The SEC brought its first action for misleading and obstructing the work of a CCO this week, finding that a portfolio manager deliberately altered documents and misled the firm’s CCO in an attempt to hide violations of the adviser’s code of ethics.

Rule 17j-1(d) under the Investment Company Act requires that employees of an adviser that have access to a fund’s portfolio must timely submit reports regarding their personal trading in securities held or to be acquired by the fund. Registered investment advisers must adopt a code of ethics, which must include policies for compliance with Rule 17j-1. In this case, consistent with best practices, the adviser required that portfolio managers pre-clear their personal securities trades.
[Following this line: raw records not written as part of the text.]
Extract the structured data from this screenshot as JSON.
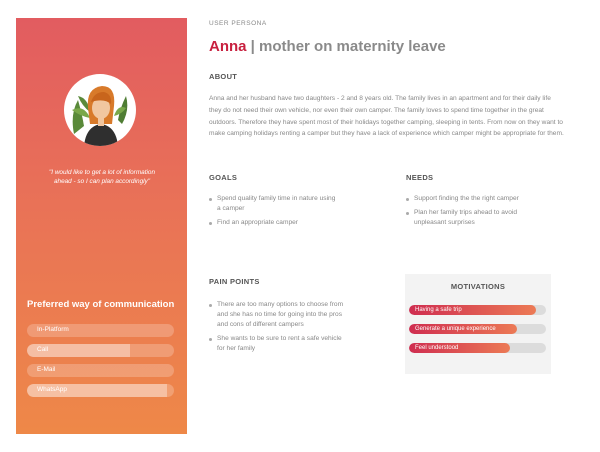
{
  "header": {
    "overline": "USER PERSONA",
    "name": "Anna",
    "separator": " | ",
    "role": "mother on maternity leave"
  },
  "sidebar": {
    "avatar_icon": "persona-portrait",
    "quote": "\"I would like to get a lot of information ahead - so I can plan accordingly\"",
    "comm_title": "Preferred way of communication",
    "channels": [
      {
        "label": "In-Platform",
        "level": 0.0
      },
      {
        "label": "Call",
        "level": 0.7
      },
      {
        "label": "E-Mail",
        "level": 0.0
      },
      {
        "label": "WhatsApp",
        "level": 0.95
      }
    ]
  },
  "about": {
    "heading": "ABOUT",
    "text": "Anna and her husband have two daughters - 2 and 8 years old. The family lives in an apartment and for their daily life they do not need their own vehicle, nor even their own camper. The family loves to spend time together in the great outdoors. Therefore they have spent most of their holidays together camping, sleeping in tents. From now on they want to make camping holidays renting a camper but they have a lack of experience which camper might be appropriate for them."
  },
  "goals": {
    "heading": "GOALS",
    "items": [
      "Spend quality family time in nature using a camper",
      "Find an appropriate camper"
    ]
  },
  "needs": {
    "heading": "NEEDS",
    "items": [
      "Support finding the the right camper",
      "Plan  her family trips ahead to avoid unpleasant surprises"
    ]
  },
  "pain_points": {
    "heading": "PAIN POINTS",
    "items": [
      "There are too many options to choose from and she has no time for going into the pros and cons of different campers",
      "She wants to be sure to rent a safe vehicle for her family"
    ]
  },
  "motivations": {
    "heading": "MOTIVATIONS",
    "items": [
      {
        "label": "Having a safe trip",
        "level": 0.93
      },
      {
        "label": "Generate a unique experience",
        "level": 0.79
      },
      {
        "label": "Feel understood",
        "level": 0.74
      }
    ]
  },
  "colors": {
    "accent": "#c8203f",
    "gradient_top": "#e25c60",
    "gradient_bottom": "#ee8848"
  }
}
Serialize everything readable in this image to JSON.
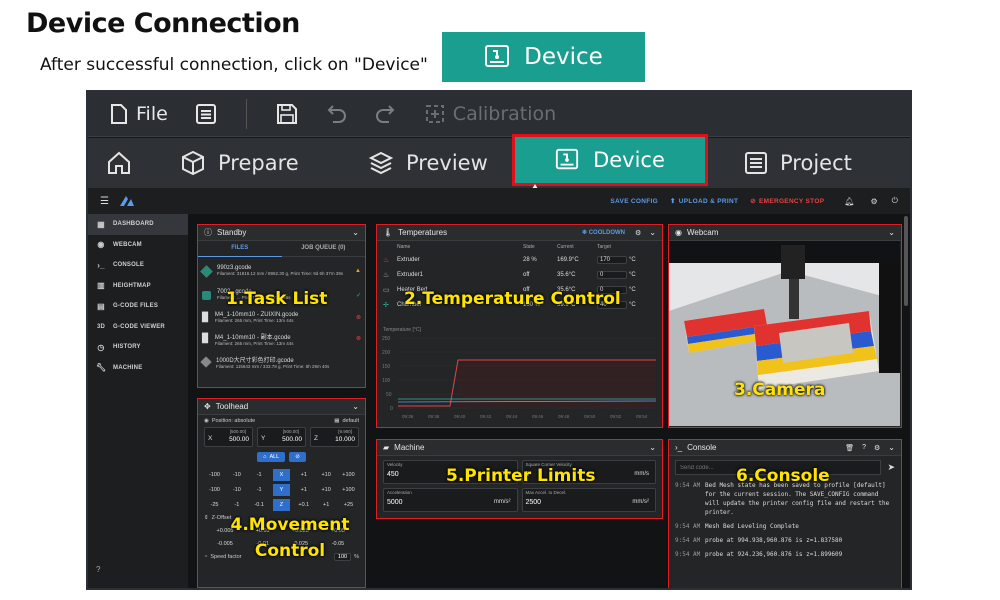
{
  "header": {
    "title": "Device Connection",
    "subtitle": "After successful connection, click on \"Device\"",
    "device_button": "Device"
  },
  "toolbar": {
    "file_label": "File",
    "calibration_label": "Calibration"
  },
  "nav": {
    "prepare": "Prepare",
    "preview": "Preview",
    "device": "Device",
    "project": "Project"
  },
  "topbar": {
    "save_config": "SAVE CONFIG",
    "upload_print": "UPLOAD & PRINT",
    "emergency_stop": "EMERGENCY STOP"
  },
  "sidebar": {
    "items": [
      {
        "label": "DASHBOARD",
        "icon": "dashboard-icon"
      },
      {
        "label": "WEBCAM",
        "icon": "webcam-icon"
      },
      {
        "label": "CONSOLE",
        "icon": "console-icon"
      },
      {
        "label": "HEIGHTMAP",
        "icon": "heightmap-icon"
      },
      {
        "label": "G-CODE FILES",
        "icon": "file-icon"
      },
      {
        "label": "G-CODE VIEWER",
        "icon": "3d-icon"
      },
      {
        "label": "HISTORY",
        "icon": "history-icon"
      },
      {
        "label": "MACHINE",
        "icon": "wrench-icon"
      }
    ],
    "icon_3d": "3D"
  },
  "standby": {
    "title": "Standby",
    "tab_files": "FILES",
    "tab_queue": "JOB QUEUE (0)",
    "files": [
      {
        "name": "990z3.gcode",
        "meta": "Filament: 31816.12 mm / 8952.30 g, Print Time: 9d 6h 37m 39s"
      },
      {
        "name": "7002...gcode",
        "meta": "Filament: ... Print Time: 10h 21m 26s"
      },
      {
        "name": "M4_1-10mm10 - ZUIXIN.gcode",
        "meta": "Filament: 265 mm, Print Time: 13m 44s"
      },
      {
        "name": "M4_1-10mm10 - 副本.gcode",
        "meta": "Filament: 265 mm, Print Time: 13m 44s"
      },
      {
        "name": "1000D大尺寸彩色打印.gcode",
        "meta": "Filament: 115643 mm / 333.78 g, Print Time: 8h 29m 40s"
      }
    ]
  },
  "temperatures": {
    "title": "Temperatures",
    "cooldown": "COOLDOWN",
    "cols": {
      "name": "Name",
      "state": "State",
      "current": "Current",
      "target": "Target"
    },
    "rows": [
      {
        "name": "Extruder",
        "state": "28 %",
        "current": "169.9°C",
        "target": "170",
        "unit": "°C"
      },
      {
        "name": "Extruder1",
        "state": "off",
        "current": "35.6°C",
        "target": "0",
        "unit": "°C"
      },
      {
        "name": "Heater Bed",
        "state": "off",
        "current": "35.6°C",
        "target": "0",
        "unit": "°C"
      },
      {
        "name": "Chamber",
        "state": "100 %",
        "current": "39.9°C",
        "target": "40",
        "unit": "°C"
      }
    ],
    "graph_label": "Temperature [°C]",
    "y_ticks": [
      "250",
      "200",
      "150",
      "100",
      "50",
      "0"
    ],
    "x_ticks": [
      "09:36",
      "09:38",
      "09:40",
      "09:42",
      "09:44",
      "09:46",
      "09:48",
      "09:50",
      "09:52",
      "09:54"
    ]
  },
  "webcam": {
    "title": "Webcam"
  },
  "toolhead": {
    "title": "Toolhead",
    "position_label": "Position: absolute",
    "default_label": "default",
    "axes": [
      {
        "label": "X",
        "value": "500.00",
        "max": "[500.00]"
      },
      {
        "label": "Y",
        "value": "500.00",
        "max": "[500.00]"
      },
      {
        "label": "Z",
        "value": "10.000",
        "max": "[9.900]"
      }
    ],
    "all_button": "ALL",
    "move_rows": [
      [
        "-100",
        "-10",
        "-1",
        "X",
        "+1",
        "+10",
        "+100"
      ],
      [
        "-100",
        "-10",
        "-1",
        "Y",
        "+1",
        "+10",
        "+100"
      ],
      [
        "-25",
        "-1",
        "-0.1",
        "Z",
        "+0.1",
        "+1",
        "+25"
      ]
    ],
    "zoffset_label": "Z-Offset",
    "zoff_rows": [
      [
        "+0.005",
        "+0.01",
        "+0.025",
        "+0.05"
      ],
      [
        "-0.005",
        "-0.01",
        "-0.025",
        "-0.05"
      ]
    ],
    "speed_label": "Speed factor",
    "speed_value": "100",
    "speed_unit": "%"
  },
  "machine": {
    "title": "Machine",
    "fields": [
      {
        "label": "Velocity",
        "value": "450",
        "unit": "mm/s"
      },
      {
        "label": "Square Corner Velocity",
        "value": "5",
        "unit": "mm/s"
      },
      {
        "label": "Acceleration",
        "value": "5000",
        "unit": "mm/s²"
      },
      {
        "label": "Max Accel. to Decel.",
        "value": "2500",
        "unit": "mm/s²"
      }
    ]
  },
  "console": {
    "title": "Console",
    "placeholder": "Send code...",
    "lines": [
      {
        "time": "9:54 AM",
        "text": "Bed Mesh state has been saved to profile [default] for the current session. The SAVE_CONFIG command will update the printer config file and restart the printer."
      },
      {
        "time": "9:54 AM",
        "text": "Mesh Bed Leveling Complete"
      },
      {
        "time": "9:54 AM",
        "text": "probe at 994.938,960.876 is z=1.837580"
      },
      {
        "time": "9:54 AM",
        "text": "probe at 924.236,960.876 is z=1.899609"
      }
    ]
  },
  "annotations": {
    "task_list": "1.Task List",
    "temp_control": "2.Temperature Control",
    "camera": "3.Camera",
    "movement": "4.Movement Control",
    "limits": "5.Printer Limits",
    "console": "6.Console"
  },
  "colors": {
    "accent": "#1a9e8f",
    "highlight": "#e0101a",
    "annotation": "#ffe400",
    "link": "#5b9be8"
  }
}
The SEC said that the portfolio manager failed to pre-clear or report hundreds of personal securities transactions, including transactions held in certain funds managed by the adviser. The SEC also said that the portfolio manager submitted false quarterly and annual reports, falsely certified his annual compliance with the firm’s code of ethics and took active steps to conceal his trading. The SEC sanctioned the portfolio manager for violations of Rule 17j-1.

Of greater significance, however, is that we believe this is the first time that the SEC has brought an action under Rule 38a-1(c) under the Investment Company Act, which prohibits an officer, director or employee of a fund or its investment adviser, from directly or indirectly taking any action to coerce, manipulate, mislead or fraudulently influence a fund’s CCO in the performance of her duties. The SEC found that the portfolio manager’s actions resulted in a violation of Rule 38a-1(c).

CCOs of funds and their investment advisers will welcome this action, since it demonstrated that the SEC takes seriously the role of the CCO as a critical gatekeeper in ensuring that funds and advisers comply with their obligations under the securities laws. The SEC is saying, in essence, “we’ve got your back.”